Lymphangiogenesis and lymphangiodysplasia: from molecular to clinical lymphology

Abstract

The lymph vascular system parallels the blood vasculature and as one of its key functions returns liquid and solutes to the bloodstream, including macromolecules that have escaped from blood capillaries and entered the interstitium. In conjunction with interspersed lymph nodes and lymphoid organs, the lymphatic vasculature also acts as a conduit for trafficking immune cell populations.

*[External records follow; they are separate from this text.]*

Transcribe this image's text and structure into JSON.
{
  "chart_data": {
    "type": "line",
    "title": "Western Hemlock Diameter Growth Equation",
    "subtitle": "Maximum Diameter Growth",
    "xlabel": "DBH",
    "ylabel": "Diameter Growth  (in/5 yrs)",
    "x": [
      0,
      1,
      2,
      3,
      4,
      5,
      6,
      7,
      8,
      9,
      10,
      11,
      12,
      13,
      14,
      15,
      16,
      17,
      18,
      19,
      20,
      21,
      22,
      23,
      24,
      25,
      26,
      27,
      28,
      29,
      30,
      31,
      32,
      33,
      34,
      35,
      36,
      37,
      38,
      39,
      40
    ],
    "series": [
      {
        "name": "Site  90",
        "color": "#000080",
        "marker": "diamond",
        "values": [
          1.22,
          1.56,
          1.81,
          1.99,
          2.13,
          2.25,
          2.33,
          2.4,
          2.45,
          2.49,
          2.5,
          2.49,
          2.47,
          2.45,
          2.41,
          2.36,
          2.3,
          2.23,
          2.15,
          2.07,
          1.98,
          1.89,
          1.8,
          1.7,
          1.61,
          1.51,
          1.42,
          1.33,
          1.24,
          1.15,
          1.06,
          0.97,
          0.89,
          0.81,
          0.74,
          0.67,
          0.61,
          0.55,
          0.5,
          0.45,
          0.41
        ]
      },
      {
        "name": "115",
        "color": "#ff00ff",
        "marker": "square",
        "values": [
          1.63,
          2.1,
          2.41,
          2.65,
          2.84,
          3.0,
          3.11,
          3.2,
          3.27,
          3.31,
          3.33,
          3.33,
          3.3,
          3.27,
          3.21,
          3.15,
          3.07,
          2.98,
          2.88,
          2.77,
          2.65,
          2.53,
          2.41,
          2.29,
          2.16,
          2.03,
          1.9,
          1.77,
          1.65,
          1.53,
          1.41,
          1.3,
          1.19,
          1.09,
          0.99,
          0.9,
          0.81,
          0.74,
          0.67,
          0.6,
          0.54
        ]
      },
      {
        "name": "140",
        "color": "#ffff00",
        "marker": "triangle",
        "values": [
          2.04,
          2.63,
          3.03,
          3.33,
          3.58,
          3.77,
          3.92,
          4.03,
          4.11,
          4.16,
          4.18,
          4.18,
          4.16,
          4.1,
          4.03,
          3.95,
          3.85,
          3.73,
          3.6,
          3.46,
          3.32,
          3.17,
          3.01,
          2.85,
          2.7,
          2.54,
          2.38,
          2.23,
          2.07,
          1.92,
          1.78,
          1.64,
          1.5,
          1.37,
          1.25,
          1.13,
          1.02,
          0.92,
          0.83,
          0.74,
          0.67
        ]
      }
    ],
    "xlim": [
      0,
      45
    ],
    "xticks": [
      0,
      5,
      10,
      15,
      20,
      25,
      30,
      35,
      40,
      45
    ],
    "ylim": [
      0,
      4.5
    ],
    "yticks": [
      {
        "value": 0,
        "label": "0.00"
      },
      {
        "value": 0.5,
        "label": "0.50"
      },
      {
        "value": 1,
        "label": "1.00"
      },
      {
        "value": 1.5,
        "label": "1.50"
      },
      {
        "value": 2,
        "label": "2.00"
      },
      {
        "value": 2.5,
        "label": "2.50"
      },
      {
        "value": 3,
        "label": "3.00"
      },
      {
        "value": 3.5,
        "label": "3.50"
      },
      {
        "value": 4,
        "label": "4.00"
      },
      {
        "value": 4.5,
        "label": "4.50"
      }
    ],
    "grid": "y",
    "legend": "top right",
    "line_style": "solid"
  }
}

Echoing the explosion of knowledge about blood vessel angiogenesis (properly termed "hemangiogenesis"), the past two decades have also witnessed a series of significant, yet less-noticed discoveries bearing on "lymphangiogenesis," along with delineation of the spectrum of lymphedema-angiodysplasia syndromes. Failure of lymph transport promotes a brawny proteinaceous edema of the affected limb, organ, or serous space that is disfiguring, disabling, and on occasion even life-threatening. Key members of the vascular endothelial growth factor (VEGF) and angiopoietin families of vascular growth factors (and their corresponding tyrosine kinase endothelial receptors) have been identified which preferentially influence lymphatic growth and, when manipulated in genetically engineered murine models, produce aberrant "lymphatic phenotypes." Moreover, mutations in VEGF receptor and forkhead family developmental genes have now been linked and implicated in the pathogenesis of two familial lymphedema-angiodysplasia syndromes. Thus, recent advances in "molecular lymphology" are elucidating the poorly understood development, physiology, and pathophysiology of the neglected lymphatic vasculature. In combination with fresh insights and refined tools in "clinical lymphology," these advances should lead not only to earlier detection and more rational classification of lymphatic disease but also to better therapeutic approaches, including designer drugs for lymphangiostimulation and lymphangioinhibition and gene therapy to modulate lymphatic growth.